Operations benefit even more. Testing no longer means interacting with energised gear. New strategies can be evaluated safely. Failure scenarios can be rehearsed repeatedly. Control logic can evolve continuously without introducing instability. The electrical system becomes observable, testable and improvable, behaving less like fixed infrastructure and more like a managed software platform. The result is a structural change in how power systems scale.

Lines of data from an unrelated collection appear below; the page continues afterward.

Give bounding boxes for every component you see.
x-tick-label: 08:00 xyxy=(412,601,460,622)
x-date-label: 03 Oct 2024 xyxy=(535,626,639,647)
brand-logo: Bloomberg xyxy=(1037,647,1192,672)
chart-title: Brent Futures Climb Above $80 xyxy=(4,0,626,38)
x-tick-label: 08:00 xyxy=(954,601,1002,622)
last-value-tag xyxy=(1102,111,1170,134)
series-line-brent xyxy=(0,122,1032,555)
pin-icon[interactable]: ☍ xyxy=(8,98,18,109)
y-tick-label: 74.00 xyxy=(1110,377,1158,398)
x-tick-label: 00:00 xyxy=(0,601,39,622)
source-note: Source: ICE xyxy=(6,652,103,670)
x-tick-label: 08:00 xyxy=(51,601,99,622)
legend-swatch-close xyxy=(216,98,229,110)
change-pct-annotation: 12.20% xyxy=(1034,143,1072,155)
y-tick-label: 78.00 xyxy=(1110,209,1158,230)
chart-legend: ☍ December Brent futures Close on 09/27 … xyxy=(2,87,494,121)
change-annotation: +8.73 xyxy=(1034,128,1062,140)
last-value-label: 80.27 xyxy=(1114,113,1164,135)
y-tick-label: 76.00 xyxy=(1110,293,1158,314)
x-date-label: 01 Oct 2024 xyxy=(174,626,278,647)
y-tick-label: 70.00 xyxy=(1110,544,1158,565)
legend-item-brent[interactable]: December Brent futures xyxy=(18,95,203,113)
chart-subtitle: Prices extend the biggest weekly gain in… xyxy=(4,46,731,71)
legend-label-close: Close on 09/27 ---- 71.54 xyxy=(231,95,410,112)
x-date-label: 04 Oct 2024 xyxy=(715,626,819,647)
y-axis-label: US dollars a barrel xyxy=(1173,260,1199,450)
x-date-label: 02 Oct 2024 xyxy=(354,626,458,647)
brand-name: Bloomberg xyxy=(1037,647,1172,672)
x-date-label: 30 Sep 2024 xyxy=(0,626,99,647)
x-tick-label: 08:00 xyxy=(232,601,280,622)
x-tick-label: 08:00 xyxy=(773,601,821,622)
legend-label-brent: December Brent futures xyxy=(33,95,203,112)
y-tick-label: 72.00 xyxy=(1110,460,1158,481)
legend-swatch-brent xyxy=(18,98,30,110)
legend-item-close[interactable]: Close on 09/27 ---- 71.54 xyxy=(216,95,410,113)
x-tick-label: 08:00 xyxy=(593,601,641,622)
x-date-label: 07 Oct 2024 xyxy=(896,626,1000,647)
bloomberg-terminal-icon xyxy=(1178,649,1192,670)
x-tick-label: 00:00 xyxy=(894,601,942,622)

Electrical infrastructure is no longer a rigid constraint defined by hardware limitations. It becomes a flexible, software‑managed foundation that accelerates datacentre build schedules, reduces human exposure and operational risk, enables participation in grid‑flexibility programs and adapts to rapidly changing load profiles. Just as virtualisation unlocked the cloud era, this abstraction of power‑system intelligence lays the groundwork for the next generation of compute. In an AI‑driven world where density, speed and resiliency define competitiveness, power systems must evolve beyond hardware‑bound logic and start thinking like software.

AI productivity opportunity, if energy scales 

AI promises unprecedented advances in productivity, industrial capability and scientific discovery. But energy agencies, policymakers and economists agree – AI’s future depends on energy systems that can scale as quickly as compute demand grows. We’ve reached a point where energy challenges can’t be tackled by one group alone. The next big steps will come when software developers, grid engineers and operations teams pool their strengths to create smarter, more adaptable, software-led energy systems built for the demands of an AI‑driven world.